The obverse has Liberty facing left, surrounded by 13 stars, with her hair flowing to her shoulder. Her coronet (crown) has LIBERTY in relief, and the date is at the bottom. The image for the portrait is a modification of a Greco-Roman statue which was much admired by designer James Longacre. The reverse depicts an eagle, wings spread, with a Union shield superimposed on its chest. In its right claw the eagle holds an olive branch, and arrows are held in its left claw. Above the eagle’s head are an oval of 13 stars and a pattern of rays. The denomination is at the bottom expressed as TWENTY D. . The double scrolls flanking the shield are Longacre’s reference to the double eagle denomination. The scroll on the left has E PLURIBUS in relief, and the scroll on the right has UNUM, also in relief.
Type 1 Liberty Head Double Eagles were struck each year from 1850 to 1866, and the series is replete with rarities. All Mint-state examples are at least scarce, with most rare, and more than a few very rare. The branch Mint issues are particularly rare, with New Orleans issues being among the rarest for the series. Interestingly, most of the 1861 issue from New Orleans were minted under the Confederacy.

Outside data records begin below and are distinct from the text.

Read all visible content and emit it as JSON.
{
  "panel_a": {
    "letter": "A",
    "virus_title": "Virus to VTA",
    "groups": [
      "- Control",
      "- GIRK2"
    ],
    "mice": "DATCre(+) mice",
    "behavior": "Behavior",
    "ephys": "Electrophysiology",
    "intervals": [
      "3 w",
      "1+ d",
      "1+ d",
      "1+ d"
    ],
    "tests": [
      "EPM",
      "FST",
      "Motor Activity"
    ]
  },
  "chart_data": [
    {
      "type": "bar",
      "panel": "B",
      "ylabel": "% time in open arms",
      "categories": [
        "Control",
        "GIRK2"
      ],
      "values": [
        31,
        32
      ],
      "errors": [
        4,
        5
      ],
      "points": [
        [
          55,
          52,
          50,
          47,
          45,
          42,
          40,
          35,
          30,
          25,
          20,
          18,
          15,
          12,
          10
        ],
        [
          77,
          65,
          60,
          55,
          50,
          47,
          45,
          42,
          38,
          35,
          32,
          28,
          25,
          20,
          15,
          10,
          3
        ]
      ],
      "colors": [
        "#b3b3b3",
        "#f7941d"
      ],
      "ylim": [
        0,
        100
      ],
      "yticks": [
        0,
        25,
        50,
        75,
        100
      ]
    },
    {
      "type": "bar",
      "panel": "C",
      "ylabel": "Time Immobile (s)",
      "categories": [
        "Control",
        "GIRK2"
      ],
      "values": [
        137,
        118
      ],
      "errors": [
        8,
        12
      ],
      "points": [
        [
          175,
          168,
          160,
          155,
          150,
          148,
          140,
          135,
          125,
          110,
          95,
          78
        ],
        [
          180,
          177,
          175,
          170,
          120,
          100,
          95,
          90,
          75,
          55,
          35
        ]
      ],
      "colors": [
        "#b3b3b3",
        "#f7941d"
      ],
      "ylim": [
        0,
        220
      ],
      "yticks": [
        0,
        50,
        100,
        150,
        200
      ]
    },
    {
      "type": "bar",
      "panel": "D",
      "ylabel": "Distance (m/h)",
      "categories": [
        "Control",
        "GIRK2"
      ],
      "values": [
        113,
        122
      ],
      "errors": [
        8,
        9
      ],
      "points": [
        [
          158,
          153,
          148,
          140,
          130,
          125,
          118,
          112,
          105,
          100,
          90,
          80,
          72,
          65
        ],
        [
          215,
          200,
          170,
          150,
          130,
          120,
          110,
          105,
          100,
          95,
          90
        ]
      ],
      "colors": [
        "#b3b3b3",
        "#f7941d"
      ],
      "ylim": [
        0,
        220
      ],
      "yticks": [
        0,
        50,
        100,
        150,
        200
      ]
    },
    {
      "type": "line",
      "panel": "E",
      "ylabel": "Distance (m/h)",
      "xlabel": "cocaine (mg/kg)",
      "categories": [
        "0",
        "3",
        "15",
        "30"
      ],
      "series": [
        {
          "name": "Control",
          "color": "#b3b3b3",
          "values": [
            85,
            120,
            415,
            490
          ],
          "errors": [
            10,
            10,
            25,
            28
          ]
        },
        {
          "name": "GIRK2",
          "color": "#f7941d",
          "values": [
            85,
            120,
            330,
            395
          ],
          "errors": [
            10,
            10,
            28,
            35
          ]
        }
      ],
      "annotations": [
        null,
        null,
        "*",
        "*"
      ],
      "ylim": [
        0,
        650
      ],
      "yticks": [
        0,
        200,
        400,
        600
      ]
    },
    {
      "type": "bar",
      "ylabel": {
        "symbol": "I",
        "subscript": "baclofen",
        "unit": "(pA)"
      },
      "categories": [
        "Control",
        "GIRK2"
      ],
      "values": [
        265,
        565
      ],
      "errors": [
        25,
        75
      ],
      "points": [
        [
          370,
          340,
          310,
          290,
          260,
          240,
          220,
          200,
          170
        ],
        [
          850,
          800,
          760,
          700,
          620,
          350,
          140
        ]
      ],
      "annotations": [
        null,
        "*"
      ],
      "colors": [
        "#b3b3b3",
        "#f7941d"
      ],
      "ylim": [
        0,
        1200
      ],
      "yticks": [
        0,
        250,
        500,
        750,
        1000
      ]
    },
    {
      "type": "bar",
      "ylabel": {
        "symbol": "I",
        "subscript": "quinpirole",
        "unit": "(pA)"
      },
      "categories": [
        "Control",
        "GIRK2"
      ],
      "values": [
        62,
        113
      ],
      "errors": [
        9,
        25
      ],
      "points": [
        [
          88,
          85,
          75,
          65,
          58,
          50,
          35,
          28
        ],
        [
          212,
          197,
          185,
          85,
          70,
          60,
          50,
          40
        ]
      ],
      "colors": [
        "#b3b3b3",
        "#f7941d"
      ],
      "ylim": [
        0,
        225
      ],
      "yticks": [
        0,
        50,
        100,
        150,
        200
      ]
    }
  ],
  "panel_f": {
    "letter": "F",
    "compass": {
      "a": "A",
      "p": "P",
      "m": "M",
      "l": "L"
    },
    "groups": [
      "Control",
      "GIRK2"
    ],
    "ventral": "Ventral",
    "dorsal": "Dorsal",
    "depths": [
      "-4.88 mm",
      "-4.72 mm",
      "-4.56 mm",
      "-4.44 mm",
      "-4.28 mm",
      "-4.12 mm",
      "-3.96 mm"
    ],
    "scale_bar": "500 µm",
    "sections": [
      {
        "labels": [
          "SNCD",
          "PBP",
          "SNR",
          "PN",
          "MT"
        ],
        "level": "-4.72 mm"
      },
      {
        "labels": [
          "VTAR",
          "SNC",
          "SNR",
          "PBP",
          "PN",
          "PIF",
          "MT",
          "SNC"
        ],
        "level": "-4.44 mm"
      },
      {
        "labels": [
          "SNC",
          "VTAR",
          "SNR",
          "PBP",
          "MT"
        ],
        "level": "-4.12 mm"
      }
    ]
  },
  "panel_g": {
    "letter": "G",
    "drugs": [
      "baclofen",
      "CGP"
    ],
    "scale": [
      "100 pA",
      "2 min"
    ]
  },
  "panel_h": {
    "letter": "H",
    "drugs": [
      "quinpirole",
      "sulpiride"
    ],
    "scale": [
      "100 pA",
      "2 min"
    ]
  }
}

Unfortunately, it is not possible to differentiate between those struck by the United States and those struck by the Confederate States. Breen states that 71% of the mintage was produced by the Confederacy, making it probable that any collector holding an 1861-O specimen has a coin that was struck while the Confederate flag was flying over the Mint. Attaining legendary status is the 1861 Paquet Reverse issue. In that year Mint Engraver Anthony Paquet modified the reverse, most notably the lettering and the rim. The letters are more elongated and thinner on Paquet’s version. The border on Paquet Reverse coins is much narrower than on the original Longacre version. Although artistically pleasing, it became immediately apparent that the changes were impractical, as the narrow rim would not protect the devices from wear. In addition, the new design led to early breakage of the dies. The Mint Director ordered that the old reverse be reinstated and instructed the San Francisco Mint via telegram to cease using the new reverse. Only two Paquet Reverse specimens from the Philadelphia Mint are known to exist. San Francisco Mint coins are at times available, as 19,250 were struck and issued before minting was halted. They are among the most desirable double eagles and are more valuable than their mintage might suggest.